This week at MCM we’re going to start posting guest posts from developers in the community. The honor of first post goes to Jon Kruger. Thanks for contributing Jon!
If you want to become a future guest blogger, just send an email to firstname.lastname@example.org.
The Manifesto for Software Craftsmanship states that they “are raising the bar of professional software development by practicing it and helping others learn the craft.” As a software developer, I take pride in my work and have high standards for myself, and I appreciate it when others do the same. But if those high standards turn into arrogance toward others, then maybe we’ve gone astray.
They told us back in grade school that you shouldn’t pull yourself up by putting others down, but even today that wisdom can be hard to remember. I admit that I’m guilty. If you work at a company that has any code that has been around for a few years, you’re going to find some horrible code, and it’s really easy to make fun of it. I still do it all the time, but I’m trying to stop.
Arrogance and software craftsmanship don’t mix. While the technical aspect of software development is extremely important, the human side of things is just as important. It doesn’t matter how good your code is if the software doesn’t meet the needs of the users. If you refer to people in the business as “stupid users”, how are you going to be able to understand what life is like in their shoes? If you know all of the SOLID principles but you have a bad attitude, your teammates would probably rather work with someone else.
People who don’t know what we do sometimes think of software developers as a bunch of people who sit in front of a computer all day and never interact with anyone. In my experience, that hardly ever happens, and in fact, we often get rid of cubicles in favor of more collaborative workspaces where we can communicate easier with other team members, and sometimes even have business users come sit near us so that we can have their constant feedback.

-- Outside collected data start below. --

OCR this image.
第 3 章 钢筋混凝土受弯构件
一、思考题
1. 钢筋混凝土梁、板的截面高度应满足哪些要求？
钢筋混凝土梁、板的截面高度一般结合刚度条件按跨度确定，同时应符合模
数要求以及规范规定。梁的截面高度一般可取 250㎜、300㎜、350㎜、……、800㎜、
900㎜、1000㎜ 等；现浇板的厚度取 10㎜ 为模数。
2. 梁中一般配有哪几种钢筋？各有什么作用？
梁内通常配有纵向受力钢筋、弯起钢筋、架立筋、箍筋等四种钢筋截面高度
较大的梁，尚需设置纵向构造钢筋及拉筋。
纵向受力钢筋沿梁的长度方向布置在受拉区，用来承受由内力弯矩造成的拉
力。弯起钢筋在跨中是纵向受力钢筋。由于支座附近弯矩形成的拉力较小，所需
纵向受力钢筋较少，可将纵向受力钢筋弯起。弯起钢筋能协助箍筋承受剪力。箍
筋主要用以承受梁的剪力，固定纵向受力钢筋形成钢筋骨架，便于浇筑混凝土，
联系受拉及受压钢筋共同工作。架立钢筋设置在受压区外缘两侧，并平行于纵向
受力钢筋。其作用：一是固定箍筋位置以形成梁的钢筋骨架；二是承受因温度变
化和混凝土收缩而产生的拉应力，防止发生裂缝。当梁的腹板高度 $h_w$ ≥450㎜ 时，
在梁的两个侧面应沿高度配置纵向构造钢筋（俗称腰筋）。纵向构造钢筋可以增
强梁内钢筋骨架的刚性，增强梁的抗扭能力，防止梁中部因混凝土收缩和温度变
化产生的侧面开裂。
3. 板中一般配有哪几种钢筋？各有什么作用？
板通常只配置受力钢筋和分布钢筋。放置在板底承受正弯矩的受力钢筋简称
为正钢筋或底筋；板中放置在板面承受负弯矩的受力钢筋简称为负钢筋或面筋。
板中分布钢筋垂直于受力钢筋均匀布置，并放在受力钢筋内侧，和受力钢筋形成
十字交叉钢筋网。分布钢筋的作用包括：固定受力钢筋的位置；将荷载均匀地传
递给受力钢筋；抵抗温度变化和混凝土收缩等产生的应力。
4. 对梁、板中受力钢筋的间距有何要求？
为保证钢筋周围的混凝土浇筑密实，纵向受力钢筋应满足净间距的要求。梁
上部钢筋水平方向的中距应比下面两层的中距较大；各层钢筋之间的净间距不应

I remember a situation several months ago where I had to meet with some users to design some functionality. After the first few meetings, I had to present a potential design idea to them. Before I went into the meeting I had already thought of potential issues that the users might bring up and the rebuttals that I would give. The users expressed some concerns and I wasn’t winning them over.
I stopped after that meeting and took a step back. Maybe I was listening to the words coming out of their mouth but not actually hearing what it was that they were really saying. Maybe their concerns weren’t petty after all and they had good reason for bringing them up.
The next time we met, I tried to go in and just listen. I mean really listen, like let them talk without thinking about what I’m going to say next. I tried looking them in the eye and processing every word that they say, the feelings they were expressing, and the reasons why they believed that way. Then when they were done talking, then I would think about how I’m going to respond. And this time I finally saw what they were talking about. It really hit home when one of the users (who was excited about me finally getting it), said excitedly, “That’s what we’ve been saying for the last month!”
I’m glad that I finally got it right, but I’m disappointed that it took me so long to get there.
In my mind, in order to really consider yourself a craftsman (or craftswoman), we need to not only value technical expertise but skilled human interaction and communication skills, and that starts with having an empathetic attitude toward others instead of finding ways to put them down.